U.S. courts end epic rum battle

As it lost a last-instance appeal after a decade-long battle in U.S. courts to keep the Havana Club trademark, Pernod Ricard SA registered a new brand for the United States with the U.S. Trademark and Patents Office.

On the day it learned the U.S. Supreme Court refused to reconsider the decision to strip Pernod Ricard and its Cuban joint venture partner of the Havana Club trademark, the Paris-based liquor giant announced it will activate the Havanista brand once the U.S. embargo ends.

Pernod Ricard is the worldwide marketer of Havana Club rum, in a joint venture with state company Corporación Cuba Ron. 

“The government of the United States is completely responsible for this,” the Cuban foreign ministry said in a statement two days after the ruling, calling it a “grave violation of the commitments of the United States in matters of industrial property.” The statement pointed out that Cuba has “invariably respected” 5,000 U.S. trademarks and warned of “negative consequences that could derivate from this fact for the reciprocal protection of industrial property.”

On May 24, Cuba filed a formal complaint before the World Trade Organization (WTO), which has repeatedly called on the United States to respect Cuban trademarks and patents.

Citing an obscure law — which competitor Bacardi had managed to insert into a budget bill in 1999 — a Washington appeals court last year blocked Pernod Ricard from renewing the Havana Club trademark registration in the U.S. after 35 years.

Section 211, which prohibits the recognition of Cuban trademarks that had been nationalized after the 1959 revolution, has been condemned by the WTO and the U.S Chamber of Commerce.

The Spanish high court last year rejected a similar challenge by Bacardi.

Pernod Ricard emphasized in a press release that the decision of the Supreme Court does not confer any right to the Havana Club trademark to a competitor. Even so, the company proceeded to register the new brand.

“If you like Havana Club, you will love Havanista,” said Jérôme Cottin-Bizonne, CEO of Havana Club International, the Cuban marketing joint venture between Pernod Ricard and Corporación Cuba Ron.

“Produced and bottled in Cuba, Havanista is a premium Cuban rum specifically aimed at the U.S market, which will be launched if the embargo is lifted,” the company said in a press release. “It will benefit from the same high-level production processes and quality requirements as the Havana Club range.”

Havana Club sales have grown ten-fold during the past 18 years and should reach a record 4 million cases this year, according to Pernod Ricard.

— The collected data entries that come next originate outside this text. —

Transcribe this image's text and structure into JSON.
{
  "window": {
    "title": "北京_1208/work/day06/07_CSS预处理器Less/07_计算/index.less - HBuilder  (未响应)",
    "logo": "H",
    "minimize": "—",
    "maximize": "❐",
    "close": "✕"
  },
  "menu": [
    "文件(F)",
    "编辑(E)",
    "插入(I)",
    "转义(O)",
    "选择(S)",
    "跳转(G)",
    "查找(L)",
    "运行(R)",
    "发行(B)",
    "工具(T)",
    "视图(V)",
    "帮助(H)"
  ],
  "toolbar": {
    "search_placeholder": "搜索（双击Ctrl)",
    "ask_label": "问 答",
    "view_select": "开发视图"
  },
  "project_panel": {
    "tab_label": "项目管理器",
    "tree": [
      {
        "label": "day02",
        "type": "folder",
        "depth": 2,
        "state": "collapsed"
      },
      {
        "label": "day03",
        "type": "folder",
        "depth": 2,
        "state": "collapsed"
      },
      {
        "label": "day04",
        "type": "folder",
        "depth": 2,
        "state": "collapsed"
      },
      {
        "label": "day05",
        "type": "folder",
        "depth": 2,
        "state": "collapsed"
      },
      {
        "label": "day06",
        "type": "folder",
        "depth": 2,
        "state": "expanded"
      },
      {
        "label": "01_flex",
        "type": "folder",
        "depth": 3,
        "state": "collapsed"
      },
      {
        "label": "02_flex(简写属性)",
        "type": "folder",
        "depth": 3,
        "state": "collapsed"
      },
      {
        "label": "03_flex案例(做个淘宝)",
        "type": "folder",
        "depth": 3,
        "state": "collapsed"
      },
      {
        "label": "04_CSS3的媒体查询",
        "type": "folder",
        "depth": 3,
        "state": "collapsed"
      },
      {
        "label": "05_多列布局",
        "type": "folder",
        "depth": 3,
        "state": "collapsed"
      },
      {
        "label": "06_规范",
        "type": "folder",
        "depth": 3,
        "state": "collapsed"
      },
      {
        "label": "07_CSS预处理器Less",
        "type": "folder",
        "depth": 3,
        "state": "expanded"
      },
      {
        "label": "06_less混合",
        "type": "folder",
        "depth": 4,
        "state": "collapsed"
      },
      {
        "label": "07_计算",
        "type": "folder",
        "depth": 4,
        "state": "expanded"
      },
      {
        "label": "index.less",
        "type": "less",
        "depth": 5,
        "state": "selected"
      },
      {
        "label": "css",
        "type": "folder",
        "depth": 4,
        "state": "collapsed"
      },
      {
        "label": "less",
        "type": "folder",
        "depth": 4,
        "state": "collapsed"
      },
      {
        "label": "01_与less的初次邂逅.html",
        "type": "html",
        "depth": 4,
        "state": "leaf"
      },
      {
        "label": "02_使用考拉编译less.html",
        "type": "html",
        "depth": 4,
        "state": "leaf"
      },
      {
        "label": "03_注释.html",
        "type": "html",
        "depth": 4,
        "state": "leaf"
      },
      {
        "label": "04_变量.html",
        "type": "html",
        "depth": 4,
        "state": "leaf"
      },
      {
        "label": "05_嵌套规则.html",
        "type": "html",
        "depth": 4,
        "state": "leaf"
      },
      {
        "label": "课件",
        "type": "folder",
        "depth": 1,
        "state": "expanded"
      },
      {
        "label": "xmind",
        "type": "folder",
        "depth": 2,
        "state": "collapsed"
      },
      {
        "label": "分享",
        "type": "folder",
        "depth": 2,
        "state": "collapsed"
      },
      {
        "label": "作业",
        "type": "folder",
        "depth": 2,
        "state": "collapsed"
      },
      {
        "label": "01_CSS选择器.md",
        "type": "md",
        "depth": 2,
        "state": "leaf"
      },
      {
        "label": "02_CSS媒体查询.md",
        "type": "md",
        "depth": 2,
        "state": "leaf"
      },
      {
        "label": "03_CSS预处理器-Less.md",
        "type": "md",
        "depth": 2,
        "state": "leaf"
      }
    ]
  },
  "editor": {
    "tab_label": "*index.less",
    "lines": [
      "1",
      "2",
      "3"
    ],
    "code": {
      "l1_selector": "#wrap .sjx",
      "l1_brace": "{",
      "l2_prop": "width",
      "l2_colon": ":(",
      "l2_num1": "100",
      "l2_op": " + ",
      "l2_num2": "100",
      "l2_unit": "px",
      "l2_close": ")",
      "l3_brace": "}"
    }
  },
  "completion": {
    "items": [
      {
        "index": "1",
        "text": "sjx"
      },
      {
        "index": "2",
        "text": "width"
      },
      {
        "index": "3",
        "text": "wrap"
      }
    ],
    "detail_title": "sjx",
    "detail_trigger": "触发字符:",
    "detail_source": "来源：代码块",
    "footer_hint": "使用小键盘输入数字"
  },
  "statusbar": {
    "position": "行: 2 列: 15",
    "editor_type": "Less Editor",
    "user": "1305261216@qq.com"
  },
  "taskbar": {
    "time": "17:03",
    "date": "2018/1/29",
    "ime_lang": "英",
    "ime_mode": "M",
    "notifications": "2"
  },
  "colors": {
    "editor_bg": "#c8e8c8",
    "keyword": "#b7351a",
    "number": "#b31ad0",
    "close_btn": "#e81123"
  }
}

However, due mainly to declining sales in Cuba, Spain and Italy, sales of Havana Club rum stagnated during the first half of the 2011-12 financial year. During the first quarter, the number of cases sold had edged up 1 percent, but revenues declined 2 percent. The price/mix indicator for Havana Club decreased 3 percent, the largest decline of any Pernod Ricard brand in the quarter.

The stagnation comes after robust growth in 2010-11. Before the global financial crisis in 2008, Havana Club was one of the fastest-growing brands in Pernod Ricard’s stable.